In spite of this important step, the use of the phrase “activity that can affect the environment” is very broad and leaves gaps as to which specific activities will need a EIA, a situation that lends itself to conflicts in interpretation.

Legal framework for the protection of mangroves

The mangroves dominate the coastal habitats of tropical and subtropical regions, and characterize the estuary ecosystems in these regions, constituting during thousands of years, an important economic resource used by the coastal populations of the tropics. Within the products which can be obtained from the mangroves we find forest products, natural wildlife, fish and forage resources, all of which are used by the coastal communities

In Costa Rica the mangroves were the first type of wetland to be specifically regulated by legislation for 55 years, which in part, reflects the great richness of these resources and the interest that they generate.

The Ley Forestal (Forestry Law) of 1996, prohibits by virtue of public interest, the cutting or use of mangroves that are property of the State. Only investigation, training and ecotourism will be permitted.

In September of 1997 the Comisión de Asuntos Agropecuarios de la Asamblea Legislativa (Agricultural Commission of the Legislative Assembly) made a motion to introduce a modification to the first article of the Ley Forestal (Forestry Law) so that in the future permits, concessions and contracts supported by the previous Ley Forestal (Forestry Law)shall remain in effect until they expire. The forest administration may grant extensions to the permits, as long as the interested parties have complied with the environmental requirements. The Forest Administration may not grant new permits, concessions or contracts.

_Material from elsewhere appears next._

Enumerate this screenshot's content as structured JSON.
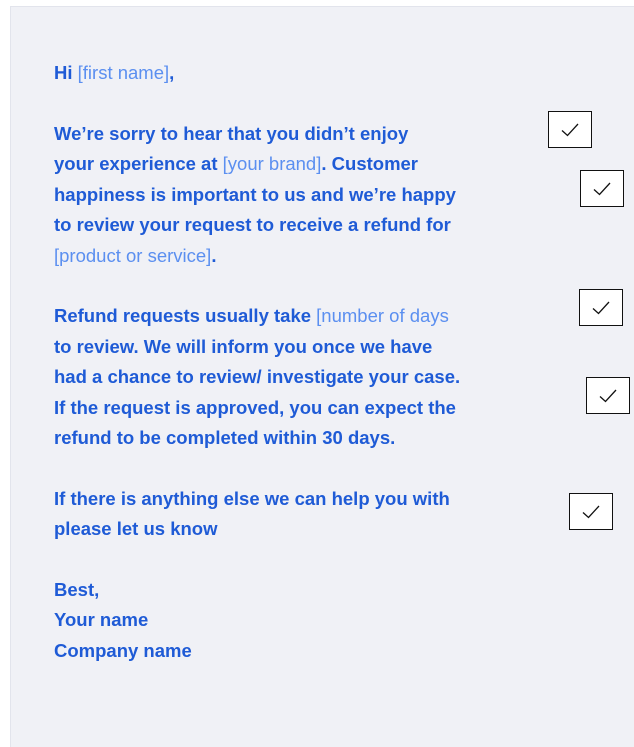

This motion to modify Article Two was approved by consensus in the Comisión de Agropecuarios (Agricultural Commission), was presented in Plenary Session of the Legislative Assembly and is ready to be published in the official periodical, La Gaceta. However, for the moment the limiting situation of mangrove use subsists, and this proposal for reform would address the situation of companies or firms that already possess authorization to utilize the mangroves at the time the Ley Forestal (Forestry Law) was passed, without the possibility of new forms of utilization. Due to the important socio-economic role of the mangroves this situation should be addressed as soon as possible so that the mangroves are utilized in a sustainable manner, especially by the bordering communities.

Sanctions for Actions against the Wetlands

One of the principal characteristics of the Derecho Ambiental (Environmental Law) is that its principal objective is prevention rather than reparation. In environmental matters reparation or co-action is especially ineffective since it is employed a posteriori, when the act against the wetlands, in this case, has already taken place. Experience has shown that in most cases those who assault the Wetlands would prefer to pay a fine than to cease their illegal activity.

However, sanctions and prevention are not the solution to all problems. There exists a lack of interest on the part of the citizens, inspectors and institutions in reporting environmental crimes. This is due to the fact that the legal processes are too long and there are few important sanctions for ecological transgressions.